One of the more talked about young players in the last three seasons has gone off the boil somewhat, but Hearts will be confident they can bring out the best in him, as Craig Fowler writes
Dundee United fans couldn’t hide their excitement when John Souttar first broke into the team’s starting XI, and they weren’t the only ones. Keener observers of the Scottish game were greatly impressed with the 16-year-old centre back who played the game with the kind of cool, calm and collected attitude of a Serie A veteran twice his age.
His reliance on technique was what we’ve always wanted from our footballers and the exact opposite of the stereotypical Scottish centre back. Instead of lumping it up the park, Souttar liked to pass. Instead of immediately chucking the responsibility of starting an attack to the nearest team-mate, Souttar would take it for a run. For the dreamers he represented hope for a different, better future, but even then there were warning signs he would not enjoy a rapid progression to the top of the Scottish game.
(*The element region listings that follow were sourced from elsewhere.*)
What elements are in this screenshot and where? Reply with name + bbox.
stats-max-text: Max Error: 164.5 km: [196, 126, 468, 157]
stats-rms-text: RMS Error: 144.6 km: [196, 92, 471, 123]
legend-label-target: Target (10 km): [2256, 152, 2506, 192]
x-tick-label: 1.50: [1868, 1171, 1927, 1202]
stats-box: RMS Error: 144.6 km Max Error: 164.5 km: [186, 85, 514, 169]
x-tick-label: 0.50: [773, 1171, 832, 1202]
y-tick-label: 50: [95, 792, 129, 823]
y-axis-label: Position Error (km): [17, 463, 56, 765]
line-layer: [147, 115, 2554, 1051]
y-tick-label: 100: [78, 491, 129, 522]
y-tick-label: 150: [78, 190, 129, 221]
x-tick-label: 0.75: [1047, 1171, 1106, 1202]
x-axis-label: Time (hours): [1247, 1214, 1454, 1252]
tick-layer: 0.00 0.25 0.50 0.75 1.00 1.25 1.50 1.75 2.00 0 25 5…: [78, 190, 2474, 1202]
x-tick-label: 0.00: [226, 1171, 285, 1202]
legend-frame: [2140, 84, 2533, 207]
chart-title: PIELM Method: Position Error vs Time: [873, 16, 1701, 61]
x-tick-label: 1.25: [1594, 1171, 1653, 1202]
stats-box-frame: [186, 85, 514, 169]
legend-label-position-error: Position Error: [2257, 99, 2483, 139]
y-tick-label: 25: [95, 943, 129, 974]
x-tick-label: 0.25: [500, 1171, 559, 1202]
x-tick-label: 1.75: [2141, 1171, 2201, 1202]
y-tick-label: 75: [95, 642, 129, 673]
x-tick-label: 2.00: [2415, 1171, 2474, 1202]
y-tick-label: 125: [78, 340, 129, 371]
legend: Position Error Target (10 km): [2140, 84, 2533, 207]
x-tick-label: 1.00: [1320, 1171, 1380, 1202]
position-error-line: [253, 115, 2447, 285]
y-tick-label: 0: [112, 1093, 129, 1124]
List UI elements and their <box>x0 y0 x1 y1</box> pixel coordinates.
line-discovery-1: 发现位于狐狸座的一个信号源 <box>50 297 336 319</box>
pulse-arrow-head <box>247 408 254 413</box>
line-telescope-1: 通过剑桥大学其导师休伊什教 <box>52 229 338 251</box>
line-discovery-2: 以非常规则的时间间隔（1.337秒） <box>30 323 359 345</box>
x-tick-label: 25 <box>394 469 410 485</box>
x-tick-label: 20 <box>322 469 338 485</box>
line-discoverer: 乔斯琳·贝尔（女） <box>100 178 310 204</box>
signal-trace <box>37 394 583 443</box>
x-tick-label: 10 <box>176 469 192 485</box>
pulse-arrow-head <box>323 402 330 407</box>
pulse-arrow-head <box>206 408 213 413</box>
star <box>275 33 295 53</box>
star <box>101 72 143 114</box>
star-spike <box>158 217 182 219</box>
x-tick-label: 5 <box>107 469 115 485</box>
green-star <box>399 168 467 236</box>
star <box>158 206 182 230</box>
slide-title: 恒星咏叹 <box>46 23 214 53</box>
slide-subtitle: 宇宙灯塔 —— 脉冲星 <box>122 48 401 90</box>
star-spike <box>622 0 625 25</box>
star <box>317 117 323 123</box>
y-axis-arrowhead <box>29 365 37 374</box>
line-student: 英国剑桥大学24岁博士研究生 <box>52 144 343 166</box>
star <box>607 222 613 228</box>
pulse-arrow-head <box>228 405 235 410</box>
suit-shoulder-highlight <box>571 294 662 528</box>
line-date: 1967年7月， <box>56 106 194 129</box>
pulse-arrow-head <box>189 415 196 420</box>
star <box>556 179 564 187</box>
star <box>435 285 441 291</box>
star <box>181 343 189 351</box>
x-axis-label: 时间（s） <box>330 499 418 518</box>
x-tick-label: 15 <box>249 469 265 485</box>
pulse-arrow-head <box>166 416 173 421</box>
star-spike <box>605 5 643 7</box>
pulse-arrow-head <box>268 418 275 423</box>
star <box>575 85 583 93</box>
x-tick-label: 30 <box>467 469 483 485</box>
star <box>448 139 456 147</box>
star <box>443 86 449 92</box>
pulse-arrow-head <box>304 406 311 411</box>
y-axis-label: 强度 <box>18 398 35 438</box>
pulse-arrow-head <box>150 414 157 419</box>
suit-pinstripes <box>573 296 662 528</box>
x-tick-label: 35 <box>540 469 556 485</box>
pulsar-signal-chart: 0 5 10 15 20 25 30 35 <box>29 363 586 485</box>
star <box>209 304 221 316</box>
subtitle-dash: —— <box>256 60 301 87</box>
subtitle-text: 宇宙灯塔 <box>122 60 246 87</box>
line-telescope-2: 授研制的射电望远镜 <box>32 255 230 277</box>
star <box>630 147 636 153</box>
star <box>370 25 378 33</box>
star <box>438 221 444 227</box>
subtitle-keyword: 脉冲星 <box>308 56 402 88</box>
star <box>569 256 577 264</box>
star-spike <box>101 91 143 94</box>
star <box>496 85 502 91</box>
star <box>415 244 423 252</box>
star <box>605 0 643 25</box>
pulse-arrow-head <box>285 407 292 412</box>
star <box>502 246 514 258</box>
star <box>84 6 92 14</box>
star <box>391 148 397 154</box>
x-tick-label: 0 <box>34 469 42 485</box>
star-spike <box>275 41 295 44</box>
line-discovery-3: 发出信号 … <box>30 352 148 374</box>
Firstly, he was a 16-year-old centre back. There isn’t a footballer of that age who doesn’t make mistakes. It’s all part of the learning process. However, when you make a mistake as a striker or a midfielder it is unlikely to lead to a goal for the opposing side. There have been exceptions in the past where it’s worked, where a young defender goes into a side and excels - Danny Wilson alongside David Weir at Rangers for example - but generally there is a player beside the youngster who is not only experienced and capable of talking him through every moment of the game, but also good enough to cover for the errors when they do come.
When Souttar played without error in United’s back four he stood out, but unfortunately this was also true when his inexperience got the better of him. Without a settled partner in the other centre back position, United manager Jackie McNamara began the experiment of moving the player around in the hope of finding his strongest role, or at least with the intention of getting him enough game time in a position that wouldn’t harm results. Souttar played right back and then centre midfield. The latter brought some terrific results towards the end of last season. Then came this campaign.
Perhaps, if United were a better side, then Souttar would have continued his good form and Hearts may have been priced out of the market by Celtic and clubs south of the border, teams reportedly very interested in the player but conspicuous by their absence when the Gorgie Road club made their move in January. Maybe he was a product of United’s failure. We’ll never know for sure. The only thing for certain is that Souttar, tipped by some to scoop the Young Player of the Year prize, really disappointed in the first half of this season.
There’s also the feeling Souttar doesn’t have a nailed down position. His physical shortfalls aren’t such a problem given his relative age and likelihood that he’ll bulk out, but his lack of aerial ability causes concern. Regardless of how we want our young centre backs to develop, there’s no getting away from the fact that in Scottish football you need to be at least adequate in the air. At right back he may not have the athleticism needed to be anything more than a dependable option in football’s least fashionable position, while in the centre of the park he may lack that bit of devilment most battlers have in the engine room.
This column may sound like it’s becoming negative, or that this writer is saying this isn’t a good deal for Hearts, but that’s not how it should be seen. John Souttar is definitely one thing: a very talented footballer. Robbie Neilson called him one of the hottest prospects in the Scottish game and he’s absolutely bang on the money. There are things that can be coached and things that can be improved on, but his mix of height and natural football technique is not something that can be learned.
For around £150,000, Hearts have taken a punt on a player and they’ve taken a punt on themselves. Dundee United may not have got the best out of the player, but who’s to say that Hearts can’t? The growth in Callum Paterson, Jamie Walker and Sam Nicholson since Neilson and Craig Levein took over the running of Hearts indicates that the head coach and his staff know a thing or two about developing a young player. If Souttar doesn’t reach his potential then they can chalk it up to experience and try again. If he does, the buy-improve-sell-repeat conveyer belt may just have found its next million pound talent.